On peut évidemment en sourire, je ne m'en prive pas d'ailleurs. C'est un sujet en or pour les Revues, les cabarets, les humoristes. Dans le cinéma muet déjà, la panne, l'imprévu, le dysfonctionnement déclenchent l'hilarité. Fort bien. C'est bon pour la santé.
 
Mais politiquement, économiquement, ces successions de pannes ont un sens. Demain, mercredi, dans GAC, nous poserons le problème. Notre méticulosité suisse (mon père me l'a transmise !) faiblit ? Notre attention est en baisse ? Les moyens alloués au service public (ça, c'est le credo de la gauche) sont insuffisants ? Trop de monde en Suisse ? Les infrastructures ne suivent pas ? Réguler l'immigration ? 10 millions, pas plus ? Les voilà, les vraies questions. Structurelles. J'aime les analyses de fond. C'est mon côté marxiste, je le dis sans plaisanter.
 
Bref, rendez-vous demain soir à GAC. L'émission commence à mille-neuf-cents, comme dit mon ami Duchosal, l'homme le plus ponctuel (et le plus aimable) en Europe centrale. Et se termine à mille-neuf-cent-vingt-six. Ou mille neuf-cent-vingt-sept, si l'excellent Jacques Mortier, en régie, m'octroie un minute de rab.
 
En chacun de nous, il y a un chef de gare qui sommeille. Ou un meunier qui dort.
 
Eh bien, qu'ils se réveillent !
 
 
Pascal Décaillet

Commentaires

  • Avec Jean Romain, nous nous sommes opposés aux dérives de l'école publique, l'école sans note et sans règles. L'école où l'élève notoirement insuffisant était dit "en voie d'acquisition". Le résultat, c'est que cette génération n'a pas appris la rigueur ; elle n'a pas appris que la vie en société obéit à des règles que chacun doit respecter.

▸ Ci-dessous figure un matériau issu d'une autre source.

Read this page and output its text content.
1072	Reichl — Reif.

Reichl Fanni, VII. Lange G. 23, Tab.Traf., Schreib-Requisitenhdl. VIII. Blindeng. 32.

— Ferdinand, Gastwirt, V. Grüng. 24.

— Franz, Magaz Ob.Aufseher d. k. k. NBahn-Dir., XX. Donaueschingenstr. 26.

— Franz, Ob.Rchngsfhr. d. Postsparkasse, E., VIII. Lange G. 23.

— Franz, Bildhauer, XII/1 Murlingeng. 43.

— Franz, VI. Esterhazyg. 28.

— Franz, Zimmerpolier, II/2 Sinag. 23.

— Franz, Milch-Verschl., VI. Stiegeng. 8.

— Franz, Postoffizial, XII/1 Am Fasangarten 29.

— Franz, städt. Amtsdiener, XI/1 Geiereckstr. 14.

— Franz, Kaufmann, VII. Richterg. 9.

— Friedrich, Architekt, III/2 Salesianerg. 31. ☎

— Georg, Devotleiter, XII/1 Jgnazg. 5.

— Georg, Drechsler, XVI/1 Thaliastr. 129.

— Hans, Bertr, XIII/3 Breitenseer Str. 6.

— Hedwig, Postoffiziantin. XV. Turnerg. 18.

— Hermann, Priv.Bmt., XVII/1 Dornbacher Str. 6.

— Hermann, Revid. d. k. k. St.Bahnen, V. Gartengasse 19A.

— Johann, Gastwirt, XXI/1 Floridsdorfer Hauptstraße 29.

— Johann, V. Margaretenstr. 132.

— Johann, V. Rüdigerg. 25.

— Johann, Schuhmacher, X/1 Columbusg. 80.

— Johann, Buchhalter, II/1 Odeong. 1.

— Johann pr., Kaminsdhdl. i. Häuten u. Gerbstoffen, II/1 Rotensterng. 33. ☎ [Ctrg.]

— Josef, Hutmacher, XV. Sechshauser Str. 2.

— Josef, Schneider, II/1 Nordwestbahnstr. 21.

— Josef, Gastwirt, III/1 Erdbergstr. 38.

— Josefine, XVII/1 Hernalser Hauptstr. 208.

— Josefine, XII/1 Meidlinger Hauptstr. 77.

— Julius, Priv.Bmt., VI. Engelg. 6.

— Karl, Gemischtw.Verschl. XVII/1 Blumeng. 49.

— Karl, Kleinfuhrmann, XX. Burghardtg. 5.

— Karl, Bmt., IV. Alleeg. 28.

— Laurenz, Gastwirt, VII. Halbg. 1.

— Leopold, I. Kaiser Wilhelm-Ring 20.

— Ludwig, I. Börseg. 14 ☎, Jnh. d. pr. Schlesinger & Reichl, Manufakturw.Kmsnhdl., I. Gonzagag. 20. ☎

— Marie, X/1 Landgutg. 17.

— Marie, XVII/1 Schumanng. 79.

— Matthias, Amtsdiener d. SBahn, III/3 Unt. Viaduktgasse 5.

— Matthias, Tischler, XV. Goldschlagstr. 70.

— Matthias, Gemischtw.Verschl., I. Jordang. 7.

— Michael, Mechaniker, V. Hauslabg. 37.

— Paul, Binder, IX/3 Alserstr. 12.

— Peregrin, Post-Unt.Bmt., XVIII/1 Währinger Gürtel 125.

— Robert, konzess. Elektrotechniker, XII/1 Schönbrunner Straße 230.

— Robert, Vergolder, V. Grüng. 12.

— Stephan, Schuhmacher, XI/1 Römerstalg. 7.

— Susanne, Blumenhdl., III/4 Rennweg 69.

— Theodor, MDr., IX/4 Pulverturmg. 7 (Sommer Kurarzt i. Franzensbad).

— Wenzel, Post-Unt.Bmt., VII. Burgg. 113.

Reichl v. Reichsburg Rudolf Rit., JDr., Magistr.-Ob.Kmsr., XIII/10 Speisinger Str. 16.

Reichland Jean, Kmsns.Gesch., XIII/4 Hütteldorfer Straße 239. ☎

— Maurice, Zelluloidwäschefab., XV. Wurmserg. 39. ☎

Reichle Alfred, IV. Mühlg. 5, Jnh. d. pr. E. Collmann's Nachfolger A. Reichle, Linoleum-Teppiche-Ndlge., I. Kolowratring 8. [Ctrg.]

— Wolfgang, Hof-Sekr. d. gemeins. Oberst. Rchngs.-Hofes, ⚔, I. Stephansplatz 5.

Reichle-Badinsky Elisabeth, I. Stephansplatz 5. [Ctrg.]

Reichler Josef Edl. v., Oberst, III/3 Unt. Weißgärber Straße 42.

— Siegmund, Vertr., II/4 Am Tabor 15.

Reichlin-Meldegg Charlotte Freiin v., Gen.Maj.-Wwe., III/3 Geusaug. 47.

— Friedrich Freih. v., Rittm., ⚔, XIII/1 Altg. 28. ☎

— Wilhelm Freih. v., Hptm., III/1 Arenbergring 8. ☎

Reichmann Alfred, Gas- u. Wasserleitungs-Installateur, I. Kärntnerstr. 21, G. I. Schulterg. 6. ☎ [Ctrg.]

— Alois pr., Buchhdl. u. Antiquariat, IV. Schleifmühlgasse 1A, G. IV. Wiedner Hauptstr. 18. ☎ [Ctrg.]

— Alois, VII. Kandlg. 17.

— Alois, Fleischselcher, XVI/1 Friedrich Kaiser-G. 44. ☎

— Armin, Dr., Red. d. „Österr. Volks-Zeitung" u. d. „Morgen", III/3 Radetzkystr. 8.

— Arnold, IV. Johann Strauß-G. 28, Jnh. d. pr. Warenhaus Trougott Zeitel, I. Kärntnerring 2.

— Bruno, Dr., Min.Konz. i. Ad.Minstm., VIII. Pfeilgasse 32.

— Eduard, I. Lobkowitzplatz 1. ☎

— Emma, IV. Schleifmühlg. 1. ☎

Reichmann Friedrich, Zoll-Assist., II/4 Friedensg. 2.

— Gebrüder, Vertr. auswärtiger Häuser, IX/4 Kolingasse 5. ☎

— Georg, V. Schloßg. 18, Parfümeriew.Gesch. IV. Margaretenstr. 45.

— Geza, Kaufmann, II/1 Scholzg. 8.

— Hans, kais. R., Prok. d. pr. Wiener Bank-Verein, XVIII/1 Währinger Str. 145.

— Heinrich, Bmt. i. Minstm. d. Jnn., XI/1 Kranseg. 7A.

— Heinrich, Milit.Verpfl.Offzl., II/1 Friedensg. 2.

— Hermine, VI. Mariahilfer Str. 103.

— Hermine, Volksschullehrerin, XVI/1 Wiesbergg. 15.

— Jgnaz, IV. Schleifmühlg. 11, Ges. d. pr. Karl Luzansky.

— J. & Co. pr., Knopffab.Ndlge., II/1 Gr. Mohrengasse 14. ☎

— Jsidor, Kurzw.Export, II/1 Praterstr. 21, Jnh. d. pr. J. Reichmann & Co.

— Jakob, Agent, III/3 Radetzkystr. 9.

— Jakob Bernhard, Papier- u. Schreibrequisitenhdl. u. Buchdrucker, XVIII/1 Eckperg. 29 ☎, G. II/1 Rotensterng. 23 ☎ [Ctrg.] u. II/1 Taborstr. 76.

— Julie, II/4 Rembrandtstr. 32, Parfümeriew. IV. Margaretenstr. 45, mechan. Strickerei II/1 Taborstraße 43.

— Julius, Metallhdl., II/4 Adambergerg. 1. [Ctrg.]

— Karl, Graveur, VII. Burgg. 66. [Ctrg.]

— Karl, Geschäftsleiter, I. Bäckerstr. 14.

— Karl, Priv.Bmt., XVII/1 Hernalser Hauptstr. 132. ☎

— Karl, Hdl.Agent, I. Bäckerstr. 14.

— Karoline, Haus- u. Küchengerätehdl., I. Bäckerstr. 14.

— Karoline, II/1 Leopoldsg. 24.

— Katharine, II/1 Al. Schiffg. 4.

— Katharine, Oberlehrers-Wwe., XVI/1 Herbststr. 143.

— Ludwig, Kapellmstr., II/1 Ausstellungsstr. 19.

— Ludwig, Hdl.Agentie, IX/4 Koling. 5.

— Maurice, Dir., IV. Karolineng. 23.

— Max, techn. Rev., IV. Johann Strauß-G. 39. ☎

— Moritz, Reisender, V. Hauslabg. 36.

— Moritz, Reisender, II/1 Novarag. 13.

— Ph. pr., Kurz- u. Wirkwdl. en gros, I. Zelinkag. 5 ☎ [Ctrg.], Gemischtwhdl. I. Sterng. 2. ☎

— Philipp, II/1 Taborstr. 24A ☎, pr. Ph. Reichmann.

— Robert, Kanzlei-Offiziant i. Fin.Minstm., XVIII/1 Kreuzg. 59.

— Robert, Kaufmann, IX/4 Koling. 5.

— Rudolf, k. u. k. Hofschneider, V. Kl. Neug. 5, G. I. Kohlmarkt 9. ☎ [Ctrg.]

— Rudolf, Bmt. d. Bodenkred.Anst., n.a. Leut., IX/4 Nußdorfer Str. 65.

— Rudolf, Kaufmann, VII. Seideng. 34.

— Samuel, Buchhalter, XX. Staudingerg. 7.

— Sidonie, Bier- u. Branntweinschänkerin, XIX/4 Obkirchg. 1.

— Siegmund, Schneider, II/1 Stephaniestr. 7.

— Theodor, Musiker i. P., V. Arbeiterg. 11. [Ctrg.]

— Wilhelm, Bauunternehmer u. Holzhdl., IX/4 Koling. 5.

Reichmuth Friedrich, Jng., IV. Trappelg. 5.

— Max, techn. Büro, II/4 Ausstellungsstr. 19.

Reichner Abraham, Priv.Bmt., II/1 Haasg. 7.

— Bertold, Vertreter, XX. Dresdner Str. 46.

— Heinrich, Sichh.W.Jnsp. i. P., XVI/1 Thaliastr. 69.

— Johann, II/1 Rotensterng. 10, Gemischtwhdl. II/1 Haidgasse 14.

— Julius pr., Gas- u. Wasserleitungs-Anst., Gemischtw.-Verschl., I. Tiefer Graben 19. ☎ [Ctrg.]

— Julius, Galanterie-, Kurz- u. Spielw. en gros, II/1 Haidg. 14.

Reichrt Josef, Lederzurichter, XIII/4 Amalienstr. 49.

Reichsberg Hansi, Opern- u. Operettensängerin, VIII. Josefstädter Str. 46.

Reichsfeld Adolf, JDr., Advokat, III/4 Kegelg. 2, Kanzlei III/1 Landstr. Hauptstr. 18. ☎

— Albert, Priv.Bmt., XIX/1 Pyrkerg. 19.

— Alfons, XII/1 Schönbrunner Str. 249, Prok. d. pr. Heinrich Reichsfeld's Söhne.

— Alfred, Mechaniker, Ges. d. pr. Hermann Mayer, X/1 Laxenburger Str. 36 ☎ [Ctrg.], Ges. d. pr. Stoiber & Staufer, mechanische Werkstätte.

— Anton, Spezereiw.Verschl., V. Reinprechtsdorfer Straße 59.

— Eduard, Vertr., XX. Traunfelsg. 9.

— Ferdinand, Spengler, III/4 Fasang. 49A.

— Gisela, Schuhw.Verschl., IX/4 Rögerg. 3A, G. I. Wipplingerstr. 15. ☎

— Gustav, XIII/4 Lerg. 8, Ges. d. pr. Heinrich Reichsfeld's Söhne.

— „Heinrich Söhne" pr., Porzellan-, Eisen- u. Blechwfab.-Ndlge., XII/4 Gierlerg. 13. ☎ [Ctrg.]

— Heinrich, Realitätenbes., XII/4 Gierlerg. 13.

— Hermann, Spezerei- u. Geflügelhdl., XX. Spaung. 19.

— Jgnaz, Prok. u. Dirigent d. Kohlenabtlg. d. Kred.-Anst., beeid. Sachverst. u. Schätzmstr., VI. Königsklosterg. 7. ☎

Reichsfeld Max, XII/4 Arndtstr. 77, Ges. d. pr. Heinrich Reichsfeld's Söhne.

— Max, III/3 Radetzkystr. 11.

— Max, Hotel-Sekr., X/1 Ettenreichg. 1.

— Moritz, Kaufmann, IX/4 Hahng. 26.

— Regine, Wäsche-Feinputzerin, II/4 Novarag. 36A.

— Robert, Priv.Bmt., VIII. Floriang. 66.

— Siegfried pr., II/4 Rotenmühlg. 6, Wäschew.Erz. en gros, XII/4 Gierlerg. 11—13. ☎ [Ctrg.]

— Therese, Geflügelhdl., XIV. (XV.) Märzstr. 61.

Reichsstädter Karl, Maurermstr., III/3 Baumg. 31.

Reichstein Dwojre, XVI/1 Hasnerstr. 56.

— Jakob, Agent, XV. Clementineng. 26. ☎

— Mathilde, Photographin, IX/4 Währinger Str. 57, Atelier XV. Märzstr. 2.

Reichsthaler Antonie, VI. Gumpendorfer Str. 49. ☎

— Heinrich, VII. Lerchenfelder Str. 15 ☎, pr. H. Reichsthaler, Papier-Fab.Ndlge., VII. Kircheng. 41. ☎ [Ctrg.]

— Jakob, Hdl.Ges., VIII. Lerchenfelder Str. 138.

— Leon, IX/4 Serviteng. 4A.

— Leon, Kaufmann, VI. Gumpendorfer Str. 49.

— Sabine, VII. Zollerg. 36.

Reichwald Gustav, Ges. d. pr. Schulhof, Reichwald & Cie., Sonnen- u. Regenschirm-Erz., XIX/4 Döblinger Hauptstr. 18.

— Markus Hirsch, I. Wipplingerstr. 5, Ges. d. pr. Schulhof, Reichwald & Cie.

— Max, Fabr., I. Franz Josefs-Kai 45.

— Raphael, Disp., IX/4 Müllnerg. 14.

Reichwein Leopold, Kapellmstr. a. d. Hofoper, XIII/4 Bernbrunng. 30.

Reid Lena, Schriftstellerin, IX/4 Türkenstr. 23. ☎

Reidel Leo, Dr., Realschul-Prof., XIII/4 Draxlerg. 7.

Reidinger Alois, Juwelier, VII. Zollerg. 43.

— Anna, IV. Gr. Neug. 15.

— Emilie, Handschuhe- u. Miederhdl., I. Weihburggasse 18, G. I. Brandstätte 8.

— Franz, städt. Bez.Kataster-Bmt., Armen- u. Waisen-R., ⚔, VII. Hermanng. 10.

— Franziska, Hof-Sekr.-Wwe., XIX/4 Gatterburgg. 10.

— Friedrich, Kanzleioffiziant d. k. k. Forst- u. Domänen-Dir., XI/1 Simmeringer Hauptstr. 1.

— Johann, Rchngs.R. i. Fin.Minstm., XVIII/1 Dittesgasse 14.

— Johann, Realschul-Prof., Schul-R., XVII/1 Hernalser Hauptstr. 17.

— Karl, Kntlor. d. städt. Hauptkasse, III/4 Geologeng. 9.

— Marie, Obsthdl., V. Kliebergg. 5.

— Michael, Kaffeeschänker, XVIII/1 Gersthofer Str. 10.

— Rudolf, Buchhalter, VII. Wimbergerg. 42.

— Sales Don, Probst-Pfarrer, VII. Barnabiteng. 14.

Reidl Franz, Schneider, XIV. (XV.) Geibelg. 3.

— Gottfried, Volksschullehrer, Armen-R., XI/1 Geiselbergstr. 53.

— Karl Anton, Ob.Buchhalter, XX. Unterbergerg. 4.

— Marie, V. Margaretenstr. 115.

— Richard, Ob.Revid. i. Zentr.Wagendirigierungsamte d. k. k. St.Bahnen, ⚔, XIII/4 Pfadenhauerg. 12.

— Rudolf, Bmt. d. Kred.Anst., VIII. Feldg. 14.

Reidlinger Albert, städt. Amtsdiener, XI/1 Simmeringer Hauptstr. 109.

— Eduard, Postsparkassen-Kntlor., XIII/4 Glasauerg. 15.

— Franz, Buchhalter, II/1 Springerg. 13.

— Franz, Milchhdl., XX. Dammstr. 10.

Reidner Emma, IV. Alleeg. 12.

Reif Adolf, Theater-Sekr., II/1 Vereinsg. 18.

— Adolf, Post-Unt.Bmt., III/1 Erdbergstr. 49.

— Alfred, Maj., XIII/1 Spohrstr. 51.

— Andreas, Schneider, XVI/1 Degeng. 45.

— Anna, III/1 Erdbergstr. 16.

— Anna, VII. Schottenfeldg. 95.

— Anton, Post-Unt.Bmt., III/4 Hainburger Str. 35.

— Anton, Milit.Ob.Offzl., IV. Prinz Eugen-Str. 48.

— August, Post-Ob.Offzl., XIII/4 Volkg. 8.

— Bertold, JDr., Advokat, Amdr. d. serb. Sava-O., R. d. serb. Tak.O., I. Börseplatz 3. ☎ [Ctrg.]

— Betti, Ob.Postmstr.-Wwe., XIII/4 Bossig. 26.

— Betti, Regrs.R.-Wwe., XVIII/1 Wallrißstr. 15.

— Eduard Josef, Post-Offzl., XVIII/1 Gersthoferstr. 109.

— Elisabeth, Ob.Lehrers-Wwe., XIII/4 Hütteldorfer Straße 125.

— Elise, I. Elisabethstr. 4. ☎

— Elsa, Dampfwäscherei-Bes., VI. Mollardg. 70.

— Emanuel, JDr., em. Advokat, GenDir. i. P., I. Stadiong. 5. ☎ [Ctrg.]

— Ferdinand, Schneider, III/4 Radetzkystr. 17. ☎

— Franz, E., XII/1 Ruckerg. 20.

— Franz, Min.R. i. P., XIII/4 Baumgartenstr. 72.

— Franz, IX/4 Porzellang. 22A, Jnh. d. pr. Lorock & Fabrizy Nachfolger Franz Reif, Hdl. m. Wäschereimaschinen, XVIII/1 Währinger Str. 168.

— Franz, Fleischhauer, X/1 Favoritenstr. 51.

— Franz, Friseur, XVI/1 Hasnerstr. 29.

Doit-on s'étonner alors que les règles de sécurité soient banalisées à Crans Montana, qu'un échafaudage mal construit s'effondre à Malley, que les trains soient en retard ? La rigueur s'apprend dans la petite enfance par les règles de l'orthographe et de la grammaire. Si l'à-peu-près sert de culture dominante, il s'impose ensuite dans toute la société. Vivent nos pédagogues de gauche, héritiers de Jean Piaget et merci à eux : ils ont fait des dégâts irréparables.